Today the yen tumbled as much as 3% in today's trading, its biggest fall in 19 months, and relieved investors plowed money into Japanese exporters that sell big ticket items abroad and benefit directly from a fall in the yen. Car companies surged with Mazda rallying 6.4% and Fuji Heavy Industry, maker of the trusty Subaru, climbing 4.9%. Honda soared 4%, Toyota gained 3.8% and Nissan added 3.7%.

Firms supplying parts to the auto industry also motored ahead with Jtekt, part of the Toyota Group and a maker of car parts, rising 3.7%. Asahi Glass advanced 3.3%, Alps, a car electronics manufacturer added 3.2% and Bridgestone gained 2.8%.
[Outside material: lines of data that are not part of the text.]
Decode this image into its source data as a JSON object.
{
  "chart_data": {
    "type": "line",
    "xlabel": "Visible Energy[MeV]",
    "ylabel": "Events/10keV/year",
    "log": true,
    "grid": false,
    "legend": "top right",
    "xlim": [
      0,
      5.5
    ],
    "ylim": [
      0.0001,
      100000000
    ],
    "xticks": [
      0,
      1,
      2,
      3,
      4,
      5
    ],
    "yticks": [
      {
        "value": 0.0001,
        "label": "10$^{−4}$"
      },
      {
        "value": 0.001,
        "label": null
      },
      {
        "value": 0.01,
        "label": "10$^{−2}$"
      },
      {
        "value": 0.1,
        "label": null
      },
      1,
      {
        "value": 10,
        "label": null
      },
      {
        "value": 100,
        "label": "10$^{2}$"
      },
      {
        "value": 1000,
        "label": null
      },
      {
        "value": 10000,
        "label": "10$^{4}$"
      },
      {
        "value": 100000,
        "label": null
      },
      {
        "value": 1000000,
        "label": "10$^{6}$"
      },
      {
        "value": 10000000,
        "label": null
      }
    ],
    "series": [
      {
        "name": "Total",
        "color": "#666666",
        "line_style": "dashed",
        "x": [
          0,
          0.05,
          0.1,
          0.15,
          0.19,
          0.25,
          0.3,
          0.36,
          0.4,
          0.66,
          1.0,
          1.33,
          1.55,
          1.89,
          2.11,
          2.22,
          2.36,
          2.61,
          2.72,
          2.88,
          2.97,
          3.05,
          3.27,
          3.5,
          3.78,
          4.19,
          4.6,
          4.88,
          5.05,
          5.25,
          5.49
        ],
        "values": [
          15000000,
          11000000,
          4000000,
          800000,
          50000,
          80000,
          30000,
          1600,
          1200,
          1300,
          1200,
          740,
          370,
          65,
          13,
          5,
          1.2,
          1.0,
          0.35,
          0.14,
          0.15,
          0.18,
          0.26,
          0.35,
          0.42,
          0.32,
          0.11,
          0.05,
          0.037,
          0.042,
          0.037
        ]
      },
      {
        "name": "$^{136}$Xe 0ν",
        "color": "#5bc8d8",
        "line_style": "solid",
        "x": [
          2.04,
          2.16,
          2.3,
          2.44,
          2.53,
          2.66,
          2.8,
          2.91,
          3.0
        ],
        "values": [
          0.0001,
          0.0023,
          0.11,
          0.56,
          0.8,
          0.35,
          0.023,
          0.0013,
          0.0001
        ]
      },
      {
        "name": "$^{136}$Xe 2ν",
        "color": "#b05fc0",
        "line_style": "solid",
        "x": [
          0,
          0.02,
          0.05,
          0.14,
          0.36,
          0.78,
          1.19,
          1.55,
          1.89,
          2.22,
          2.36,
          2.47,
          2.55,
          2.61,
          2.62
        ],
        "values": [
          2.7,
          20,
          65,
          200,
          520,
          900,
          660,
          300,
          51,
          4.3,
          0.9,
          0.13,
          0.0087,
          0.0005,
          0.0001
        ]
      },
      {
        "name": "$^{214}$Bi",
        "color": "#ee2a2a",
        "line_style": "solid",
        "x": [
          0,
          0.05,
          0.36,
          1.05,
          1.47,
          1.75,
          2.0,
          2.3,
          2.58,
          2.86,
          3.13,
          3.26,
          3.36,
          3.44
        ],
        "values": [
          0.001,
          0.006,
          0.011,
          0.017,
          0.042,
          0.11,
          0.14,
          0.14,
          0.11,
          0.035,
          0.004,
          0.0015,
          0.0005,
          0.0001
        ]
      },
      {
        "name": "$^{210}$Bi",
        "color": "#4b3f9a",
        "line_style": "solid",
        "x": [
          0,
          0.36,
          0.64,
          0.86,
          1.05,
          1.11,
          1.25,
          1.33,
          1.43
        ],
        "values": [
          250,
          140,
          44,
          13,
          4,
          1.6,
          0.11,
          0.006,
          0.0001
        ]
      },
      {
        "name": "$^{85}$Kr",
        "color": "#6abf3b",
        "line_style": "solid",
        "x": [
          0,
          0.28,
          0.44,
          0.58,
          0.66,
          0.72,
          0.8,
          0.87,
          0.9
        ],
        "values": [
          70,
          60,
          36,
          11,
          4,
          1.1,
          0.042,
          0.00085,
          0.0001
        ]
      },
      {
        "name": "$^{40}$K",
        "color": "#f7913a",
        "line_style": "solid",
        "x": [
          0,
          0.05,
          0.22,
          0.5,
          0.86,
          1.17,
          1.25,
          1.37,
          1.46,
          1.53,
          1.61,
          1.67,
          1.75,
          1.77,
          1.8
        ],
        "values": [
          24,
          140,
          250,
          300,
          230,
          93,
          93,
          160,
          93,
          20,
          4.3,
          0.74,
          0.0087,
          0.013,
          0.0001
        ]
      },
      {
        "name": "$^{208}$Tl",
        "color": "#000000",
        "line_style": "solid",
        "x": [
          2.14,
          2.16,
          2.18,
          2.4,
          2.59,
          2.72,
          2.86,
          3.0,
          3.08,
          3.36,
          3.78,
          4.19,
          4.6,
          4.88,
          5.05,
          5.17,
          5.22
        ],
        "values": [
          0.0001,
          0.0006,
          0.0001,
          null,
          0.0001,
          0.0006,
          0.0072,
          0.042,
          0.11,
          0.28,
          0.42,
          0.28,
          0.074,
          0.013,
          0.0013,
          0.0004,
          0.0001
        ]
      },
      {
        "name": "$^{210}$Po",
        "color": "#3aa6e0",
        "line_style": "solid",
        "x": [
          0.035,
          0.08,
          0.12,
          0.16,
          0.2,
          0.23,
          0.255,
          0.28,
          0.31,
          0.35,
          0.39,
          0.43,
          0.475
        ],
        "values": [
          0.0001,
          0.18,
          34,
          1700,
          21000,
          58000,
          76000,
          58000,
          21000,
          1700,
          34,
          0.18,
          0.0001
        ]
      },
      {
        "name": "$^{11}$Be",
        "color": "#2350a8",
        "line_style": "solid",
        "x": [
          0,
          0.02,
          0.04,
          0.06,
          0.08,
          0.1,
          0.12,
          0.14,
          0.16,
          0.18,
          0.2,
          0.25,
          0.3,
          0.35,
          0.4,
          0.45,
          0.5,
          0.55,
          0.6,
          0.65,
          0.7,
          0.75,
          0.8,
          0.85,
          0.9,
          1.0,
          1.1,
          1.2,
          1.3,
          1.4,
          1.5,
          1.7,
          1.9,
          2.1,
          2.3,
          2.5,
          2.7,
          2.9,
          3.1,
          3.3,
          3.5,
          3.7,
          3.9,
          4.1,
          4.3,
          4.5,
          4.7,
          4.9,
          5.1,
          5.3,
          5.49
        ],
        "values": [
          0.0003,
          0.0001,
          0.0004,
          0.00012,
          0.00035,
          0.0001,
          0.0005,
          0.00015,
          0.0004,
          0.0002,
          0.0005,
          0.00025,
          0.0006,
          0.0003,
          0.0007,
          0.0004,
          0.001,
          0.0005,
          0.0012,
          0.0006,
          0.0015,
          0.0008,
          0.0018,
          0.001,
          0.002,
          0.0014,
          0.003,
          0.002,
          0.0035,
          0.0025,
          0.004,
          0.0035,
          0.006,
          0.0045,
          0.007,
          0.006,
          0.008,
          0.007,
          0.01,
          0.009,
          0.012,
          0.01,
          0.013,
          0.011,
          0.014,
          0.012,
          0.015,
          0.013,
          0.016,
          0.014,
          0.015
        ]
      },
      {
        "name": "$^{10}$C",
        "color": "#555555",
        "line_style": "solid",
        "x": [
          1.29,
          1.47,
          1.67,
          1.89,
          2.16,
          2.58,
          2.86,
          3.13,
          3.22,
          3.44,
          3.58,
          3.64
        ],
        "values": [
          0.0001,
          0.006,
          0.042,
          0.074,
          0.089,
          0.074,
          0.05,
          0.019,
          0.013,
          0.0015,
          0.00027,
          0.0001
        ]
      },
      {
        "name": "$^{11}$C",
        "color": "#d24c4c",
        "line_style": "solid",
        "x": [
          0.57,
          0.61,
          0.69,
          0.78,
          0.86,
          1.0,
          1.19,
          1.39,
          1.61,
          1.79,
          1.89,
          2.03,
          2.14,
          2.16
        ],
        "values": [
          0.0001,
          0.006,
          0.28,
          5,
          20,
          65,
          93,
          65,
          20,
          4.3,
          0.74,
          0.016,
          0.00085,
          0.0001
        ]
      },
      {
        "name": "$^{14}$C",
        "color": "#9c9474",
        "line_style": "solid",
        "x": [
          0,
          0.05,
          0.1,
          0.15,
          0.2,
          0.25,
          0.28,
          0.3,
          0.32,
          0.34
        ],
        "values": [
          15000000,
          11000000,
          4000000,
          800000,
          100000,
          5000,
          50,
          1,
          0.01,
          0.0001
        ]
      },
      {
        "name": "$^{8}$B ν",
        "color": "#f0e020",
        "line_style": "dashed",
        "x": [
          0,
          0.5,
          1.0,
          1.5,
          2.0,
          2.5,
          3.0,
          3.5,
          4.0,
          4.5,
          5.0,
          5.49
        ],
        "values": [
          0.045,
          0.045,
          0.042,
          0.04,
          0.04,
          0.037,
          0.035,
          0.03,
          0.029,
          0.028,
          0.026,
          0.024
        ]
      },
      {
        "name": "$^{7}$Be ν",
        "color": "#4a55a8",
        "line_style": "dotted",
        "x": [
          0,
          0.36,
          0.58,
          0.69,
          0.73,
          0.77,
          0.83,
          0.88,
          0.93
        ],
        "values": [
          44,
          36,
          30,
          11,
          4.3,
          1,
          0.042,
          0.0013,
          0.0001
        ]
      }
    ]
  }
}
Among electronics makers Pioneer surged 5%, Sony rocketed up 4.1% and Panasonic made a 2.5% gain. Camera company Konica Minolta, which also makes medical equipment and personal computing items, rose 4% and Canon, a major exporter, advanced 1.9%.

Fanuc, a maker of the industrial robots now staffing factories from the U.S. to China, climbed 3.3%.

In Hong Kong, it was a rise in the price of gold that gave stocks a boost. Gold reached a record high of $1,274.95 yesterday, sending Zhaojin Mining Industry up 4.1%, Real Gold Mining up 3% and Zijin Mining Group up 1.4%. But gains were tempered by losses among other mining companies, including Chalco, officially named Aluminum Corp. of China, which slumped 2.1% and coal energy company China Shenhua Energy, which declined 0.8%.

News that U.S. shoppers increased their spending in August helped Hong Kong fashion exporters rise. Yue Yuen, the sports shoe super-producer, leaped 5.3%, Esprit gained 1% and Li & Fung rose 0.7%. But Belle International, maker of shoes including Joy & Peace and Staccato, bucked the trend today losing 0.8%.

In China, newly instated curbs on coal production stripped value from Chinese coal companies. Yanzhou Coal Mining slumped 2.6%, Datong Coal Industry sank 2.3% and China Shenhua Energy tumbled 2.2%.

Meanwhile, added stress over Chinese property investment restrictions sent the real estate sector sliding with Poly Real Estate sinking 2.1%, Gemdale falling 2% and China Vanke down 1.7%.